City amends commercial zoning laws
Williamsport’s zoning laws have been amended, making it easier on developers who want to bring small business into the city commercial districts.
Recent change to the zoning law by City Council targets commercial zones along Washington Boulevard and in Newberry on West Fourth Street.
“We want to bring zoning in line with what we want to see in our community,” Councilwoman Liz Miele said.
Developers are now required to:
• Provide pedestrian access from a parking area outside the business by requiring developers to build sidewalks from the lots to the entrance of the facility.
• Ensure setback of the new buildings is closer to the street facing the entrance, giving the blocks a more harmonious look to other buildings on it.
• Require any multi-level structures to have lower-floor retail space to incentivize small business development.
• Remove an extra step for builders seeking a facility with a drive-through, such as a restaurant, bank, pharmacy.
“This is all part of a broader strategy to attract bleed-over businesses that would provide business to one another if you have a more walkable environment,” Councilman David Banks, chair of the economic revitalization committee, said.
“It is also the goal of business generation,” he said. “We will keep at it.”
“More and more across the U.S. and perhaps across the world, it is becoming a bit of a game for municipalities to use their ordinances to define the sort of community that they want to be,” Miele said.

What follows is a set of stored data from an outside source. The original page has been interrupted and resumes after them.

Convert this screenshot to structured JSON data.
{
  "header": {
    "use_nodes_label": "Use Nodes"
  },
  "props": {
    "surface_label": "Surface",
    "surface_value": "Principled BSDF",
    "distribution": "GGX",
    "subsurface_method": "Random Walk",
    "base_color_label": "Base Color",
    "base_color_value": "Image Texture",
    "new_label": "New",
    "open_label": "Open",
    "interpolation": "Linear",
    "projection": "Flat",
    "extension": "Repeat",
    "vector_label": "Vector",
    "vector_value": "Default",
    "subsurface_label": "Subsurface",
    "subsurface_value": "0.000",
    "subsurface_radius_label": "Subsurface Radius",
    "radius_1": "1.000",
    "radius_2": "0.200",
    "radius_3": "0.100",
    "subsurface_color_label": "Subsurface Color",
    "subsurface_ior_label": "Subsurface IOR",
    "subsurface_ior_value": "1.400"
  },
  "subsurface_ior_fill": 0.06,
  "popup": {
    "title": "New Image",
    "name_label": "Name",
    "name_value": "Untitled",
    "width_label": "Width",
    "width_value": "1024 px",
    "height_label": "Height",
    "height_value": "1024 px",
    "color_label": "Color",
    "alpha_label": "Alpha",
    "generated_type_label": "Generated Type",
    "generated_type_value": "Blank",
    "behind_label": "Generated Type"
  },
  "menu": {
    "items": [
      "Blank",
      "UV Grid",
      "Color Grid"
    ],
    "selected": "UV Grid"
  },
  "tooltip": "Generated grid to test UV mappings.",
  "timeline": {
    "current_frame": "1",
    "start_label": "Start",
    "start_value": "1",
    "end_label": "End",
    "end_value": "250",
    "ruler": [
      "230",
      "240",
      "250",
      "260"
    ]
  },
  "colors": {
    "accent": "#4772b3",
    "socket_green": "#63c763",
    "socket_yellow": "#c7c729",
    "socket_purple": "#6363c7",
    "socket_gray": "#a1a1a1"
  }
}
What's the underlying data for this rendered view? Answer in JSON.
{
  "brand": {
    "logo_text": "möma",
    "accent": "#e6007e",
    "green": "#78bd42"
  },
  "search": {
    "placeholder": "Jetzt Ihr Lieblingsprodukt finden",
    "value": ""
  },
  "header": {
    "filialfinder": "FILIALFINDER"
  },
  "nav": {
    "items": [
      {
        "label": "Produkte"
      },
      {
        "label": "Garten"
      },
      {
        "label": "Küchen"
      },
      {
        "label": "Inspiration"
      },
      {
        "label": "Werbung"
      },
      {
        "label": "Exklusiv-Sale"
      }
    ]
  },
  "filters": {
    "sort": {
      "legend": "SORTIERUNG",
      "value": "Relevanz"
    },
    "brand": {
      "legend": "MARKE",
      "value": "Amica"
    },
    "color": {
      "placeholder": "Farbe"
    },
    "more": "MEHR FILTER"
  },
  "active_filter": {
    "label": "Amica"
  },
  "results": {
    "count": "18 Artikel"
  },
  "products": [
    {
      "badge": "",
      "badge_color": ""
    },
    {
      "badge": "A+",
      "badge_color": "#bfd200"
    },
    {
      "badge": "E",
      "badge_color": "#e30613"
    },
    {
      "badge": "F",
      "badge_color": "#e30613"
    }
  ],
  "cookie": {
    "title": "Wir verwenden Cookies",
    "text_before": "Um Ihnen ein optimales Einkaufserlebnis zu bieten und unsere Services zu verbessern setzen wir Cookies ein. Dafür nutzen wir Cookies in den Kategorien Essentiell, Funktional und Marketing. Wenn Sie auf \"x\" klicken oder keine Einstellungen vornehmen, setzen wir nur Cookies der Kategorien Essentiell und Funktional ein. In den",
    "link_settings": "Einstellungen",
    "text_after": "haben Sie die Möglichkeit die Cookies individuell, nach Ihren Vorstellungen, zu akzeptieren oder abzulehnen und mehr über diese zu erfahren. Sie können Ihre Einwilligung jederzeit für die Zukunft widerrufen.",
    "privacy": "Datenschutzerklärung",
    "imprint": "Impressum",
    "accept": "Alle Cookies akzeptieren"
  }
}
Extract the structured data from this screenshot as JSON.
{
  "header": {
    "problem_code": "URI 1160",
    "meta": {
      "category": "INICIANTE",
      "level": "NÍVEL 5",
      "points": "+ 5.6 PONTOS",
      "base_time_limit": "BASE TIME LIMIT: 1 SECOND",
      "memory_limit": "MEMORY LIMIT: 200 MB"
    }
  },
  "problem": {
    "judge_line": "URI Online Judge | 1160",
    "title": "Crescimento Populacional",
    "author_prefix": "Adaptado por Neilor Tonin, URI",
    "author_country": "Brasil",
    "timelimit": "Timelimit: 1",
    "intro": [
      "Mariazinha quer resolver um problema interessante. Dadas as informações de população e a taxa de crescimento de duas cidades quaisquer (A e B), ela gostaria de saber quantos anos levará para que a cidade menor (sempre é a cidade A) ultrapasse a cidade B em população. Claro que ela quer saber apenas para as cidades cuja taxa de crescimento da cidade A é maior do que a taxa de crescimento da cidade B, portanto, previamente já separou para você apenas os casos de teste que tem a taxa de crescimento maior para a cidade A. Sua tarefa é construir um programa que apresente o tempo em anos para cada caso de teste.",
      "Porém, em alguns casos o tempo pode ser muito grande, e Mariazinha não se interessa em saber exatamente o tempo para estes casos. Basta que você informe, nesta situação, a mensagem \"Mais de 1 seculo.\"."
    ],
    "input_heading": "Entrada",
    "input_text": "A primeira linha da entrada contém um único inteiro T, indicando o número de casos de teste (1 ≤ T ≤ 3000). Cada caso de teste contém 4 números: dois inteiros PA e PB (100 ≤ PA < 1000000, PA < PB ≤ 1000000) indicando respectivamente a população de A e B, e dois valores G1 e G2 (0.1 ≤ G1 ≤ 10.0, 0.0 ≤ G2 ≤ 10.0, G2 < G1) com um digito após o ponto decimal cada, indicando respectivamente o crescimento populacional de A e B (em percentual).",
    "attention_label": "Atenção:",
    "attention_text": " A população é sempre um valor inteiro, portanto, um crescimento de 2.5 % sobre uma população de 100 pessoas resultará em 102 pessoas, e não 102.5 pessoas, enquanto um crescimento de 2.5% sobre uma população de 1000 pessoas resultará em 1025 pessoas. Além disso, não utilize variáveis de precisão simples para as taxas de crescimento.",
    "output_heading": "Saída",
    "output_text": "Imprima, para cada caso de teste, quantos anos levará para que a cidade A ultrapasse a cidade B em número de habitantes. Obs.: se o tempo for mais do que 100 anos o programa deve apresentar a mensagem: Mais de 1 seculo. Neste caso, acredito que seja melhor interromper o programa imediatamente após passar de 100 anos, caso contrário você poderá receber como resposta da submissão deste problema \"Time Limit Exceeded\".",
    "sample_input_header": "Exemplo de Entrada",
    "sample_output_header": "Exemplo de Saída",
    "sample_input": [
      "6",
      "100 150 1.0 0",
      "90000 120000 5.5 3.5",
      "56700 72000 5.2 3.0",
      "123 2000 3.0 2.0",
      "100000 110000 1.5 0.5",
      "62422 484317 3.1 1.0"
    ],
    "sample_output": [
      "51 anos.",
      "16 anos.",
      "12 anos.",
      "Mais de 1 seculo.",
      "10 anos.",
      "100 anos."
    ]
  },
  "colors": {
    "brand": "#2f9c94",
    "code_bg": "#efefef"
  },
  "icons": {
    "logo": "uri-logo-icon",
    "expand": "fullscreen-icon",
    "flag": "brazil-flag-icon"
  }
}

“What we are attempting to do, slow but sure, is bring our zoning ordinance in line with the sort of development that we want to see in our community,” Miele said. “That gives us the power to build a walkable, bikable and liveable community in a way other avenues don’t,” she said.
The latest updates were spurred on by “huge input we saw that from Dollar General on Washington Boulevard,” Miele said.
Miele said she is hopeful the new language will make it possible for the “laypeople to say, ‘I want to buy a building, but what do I do?’ “
Moving forward, she suggested, the committee work with the administration and planning commission on how to bundle permits, to explain in clear language zoning and incentivize small business people who can’t afford an army of lawyers to meet the requirements in city zoning code.
Council President Randall J. Allison said the work by the committee will continue.
“Anytime we can streamline and simply process for developers and builders it is a priority,” Allison said.
The amendments, he said, should make it easier for developers to go by the law and make sense for residents by improving their quality of life, he said.